One could also argue that M. truncatula genotypes are effectively infected by only one strain of the rhizobial mix when grown on soil with/without carvacrol and that differences in rG reported here merely reflect the fact that rGs are defined over a slightly different set of M×R associations in each soil environment. We currently do not have a detailed molecular genotyping system for the rhizobia strains, and thus cannot formerly rule out this hypothesis. However, we find it unlikely given that we specifically chose a set of rhizobia strains that were proven to be all nodulating and beneficial as single culture (Heath 2010).

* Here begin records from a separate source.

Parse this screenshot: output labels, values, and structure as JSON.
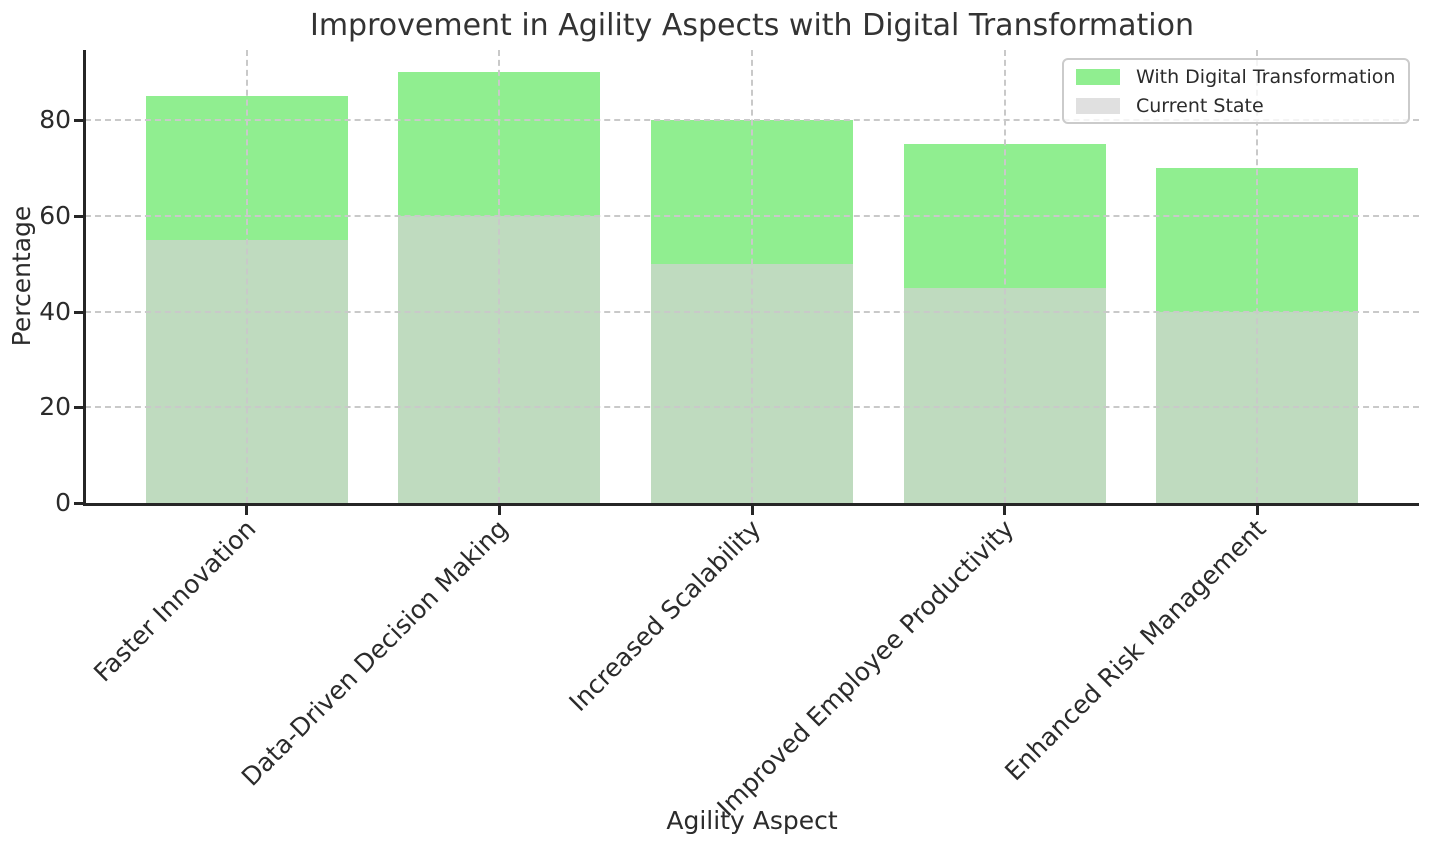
{
  "chart": {
    "title": "Improvement in Agility Aspects with Digital Transformation",
    "xlabel": "Agility Aspect",
    "ylabel": "Percentage"
  },
  "chart_data": {
    "type": "bar",
    "mode": "overlay",
    "title": "Improvement in Agility Aspects with Digital Transformation",
    "xlabel": "Agility Aspect",
    "ylabel": "Percentage",
    "categories": [
      "Faster Innovation",
      "Data-Driven Decision Making",
      "Increased Scalability",
      "Improved Employee Productivity",
      "Enhanced Risk Management"
    ],
    "series": [
      {
        "name": "With Digital Transformation",
        "color": "#90ee90",
        "alpha": 1.0,
        "values": [
          85,
          90,
          80,
          75,
          70
        ]
      },
      {
        "name": "Current State",
        "color": "#d3d3d3",
        "alpha": 0.7,
        "values": [
          55,
          60,
          50,
          45,
          40
        ]
      }
    ],
    "yticks": [
      0,
      20,
      40,
      60,
      80
    ],
    "ylim": [
      0,
      94.6
    ],
    "grid": {
      "style": "dashed",
      "color": "#c9c9c9",
      "horizontal": true,
      "vertical": true
    },
    "legend": {
      "position": "upper right"
    },
    "colors": {
      "axis": "#262626",
      "text": "#2b2b2b",
      "title": "#333333"
    }
  }
}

Medicago truncatula, T. vulgaris, and S. meliloti commonly co-occur in nature and, barren the cautionary remarks above, our results suggests that the patchy environment created by presence/absence of thyme among sites where partners interact will affect the evolutionary dynamic of the M. truncatula–S. meliloti mutualism. The presence of a thyme monoterpene in the soil drives a positive correlation between plant and rhizobia fitness. This is interesting for two reasons. First, there is a general belief that such correlations should be negative (Sachs and Simms 2006; Heath 2010). Second, the existence of an environment where the correlation between partner fitness is positive can potentially stabilize this mutualism by aligning the fitness interest of the two partners.

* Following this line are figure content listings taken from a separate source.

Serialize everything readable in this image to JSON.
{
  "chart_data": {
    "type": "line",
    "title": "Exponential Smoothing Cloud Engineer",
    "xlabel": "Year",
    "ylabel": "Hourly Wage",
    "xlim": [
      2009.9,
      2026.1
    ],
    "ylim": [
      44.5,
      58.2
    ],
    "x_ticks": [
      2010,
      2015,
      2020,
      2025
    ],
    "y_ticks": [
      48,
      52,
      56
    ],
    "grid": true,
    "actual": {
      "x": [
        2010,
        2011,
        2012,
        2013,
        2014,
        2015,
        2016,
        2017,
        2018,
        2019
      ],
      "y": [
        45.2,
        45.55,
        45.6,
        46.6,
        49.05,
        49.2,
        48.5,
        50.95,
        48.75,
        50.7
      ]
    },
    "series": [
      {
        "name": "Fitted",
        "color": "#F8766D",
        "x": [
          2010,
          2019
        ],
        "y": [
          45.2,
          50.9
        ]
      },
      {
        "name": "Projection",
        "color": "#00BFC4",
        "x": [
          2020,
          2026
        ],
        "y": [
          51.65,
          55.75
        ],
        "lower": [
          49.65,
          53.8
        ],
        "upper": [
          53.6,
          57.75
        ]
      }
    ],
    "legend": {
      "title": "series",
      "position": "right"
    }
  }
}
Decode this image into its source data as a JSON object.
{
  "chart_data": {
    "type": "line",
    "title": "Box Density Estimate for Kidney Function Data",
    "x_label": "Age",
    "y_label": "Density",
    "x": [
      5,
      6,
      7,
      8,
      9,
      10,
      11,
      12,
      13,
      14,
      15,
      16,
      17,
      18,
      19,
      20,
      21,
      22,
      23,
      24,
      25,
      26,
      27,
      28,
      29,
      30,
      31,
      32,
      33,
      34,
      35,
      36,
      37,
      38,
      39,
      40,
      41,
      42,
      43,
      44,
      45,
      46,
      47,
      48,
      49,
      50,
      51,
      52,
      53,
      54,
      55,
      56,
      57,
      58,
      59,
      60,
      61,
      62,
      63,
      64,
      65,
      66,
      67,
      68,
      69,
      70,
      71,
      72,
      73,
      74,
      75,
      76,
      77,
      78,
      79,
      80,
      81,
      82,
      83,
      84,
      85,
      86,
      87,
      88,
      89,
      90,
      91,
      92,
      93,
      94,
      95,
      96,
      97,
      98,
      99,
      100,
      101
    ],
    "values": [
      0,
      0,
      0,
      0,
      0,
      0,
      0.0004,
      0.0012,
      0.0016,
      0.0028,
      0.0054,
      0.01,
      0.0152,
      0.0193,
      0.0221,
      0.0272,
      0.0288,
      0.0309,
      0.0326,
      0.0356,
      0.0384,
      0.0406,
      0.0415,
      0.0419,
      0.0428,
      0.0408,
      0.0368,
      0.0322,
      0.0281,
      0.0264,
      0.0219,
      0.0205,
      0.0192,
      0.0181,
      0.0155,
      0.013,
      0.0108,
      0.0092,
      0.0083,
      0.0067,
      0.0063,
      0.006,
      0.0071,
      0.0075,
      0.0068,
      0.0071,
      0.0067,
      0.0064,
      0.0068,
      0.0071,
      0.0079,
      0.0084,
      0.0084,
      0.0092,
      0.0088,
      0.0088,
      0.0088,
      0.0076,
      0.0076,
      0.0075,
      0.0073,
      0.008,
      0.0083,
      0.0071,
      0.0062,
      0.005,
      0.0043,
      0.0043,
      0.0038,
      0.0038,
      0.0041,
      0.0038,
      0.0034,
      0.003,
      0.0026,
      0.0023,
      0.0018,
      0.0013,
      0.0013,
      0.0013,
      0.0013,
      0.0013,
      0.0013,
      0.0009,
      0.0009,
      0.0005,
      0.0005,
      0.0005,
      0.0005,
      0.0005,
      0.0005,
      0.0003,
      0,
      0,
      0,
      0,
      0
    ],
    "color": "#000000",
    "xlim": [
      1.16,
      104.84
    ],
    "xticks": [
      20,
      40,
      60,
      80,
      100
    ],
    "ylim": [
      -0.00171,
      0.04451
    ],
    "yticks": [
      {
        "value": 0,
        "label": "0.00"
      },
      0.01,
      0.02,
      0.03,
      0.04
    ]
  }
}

We did not test if the fitness of free-living S. meliloti strains was affected by carvacrol in the soil. However, essential oils from aromatic plants are renowned for their antimicrobial activity and the inhibitory effect of essential oil—including carvacrol—on the growth of free-living Rhizobium leguminosarum is documented (Sivropoulou et al. 1995, 1996). Rhizobium may benefit from the interaction with plants as the nodules create an environment sheltered from the mono-terpenes.

In summary, our results suggest that the fitness performances of partners of a tight mutualism (involving here the model legume M. truncatula and associated specific rhizobia) can be affected by the presence/absence of a third biotic species (thyme). One caveat remains: the genetic correlations and reactions norms we estimated are defined over the whole set of G×G associations used as a virtual reference population. Depending on the spatial level considered and the level of genotypic diversity available within population for each partner, only a fraction of these G×G associations may actually “meet and compete” in nature. Future studies employing a similar G×G×E factorial design but encompassing more genotypes per geographic location will have the potential to quantify the relative importance of heterogeneity in the biotic and abiotic environment for shaping local adaptation and coevolution of interacting species (Nuismer and Gandon 2008).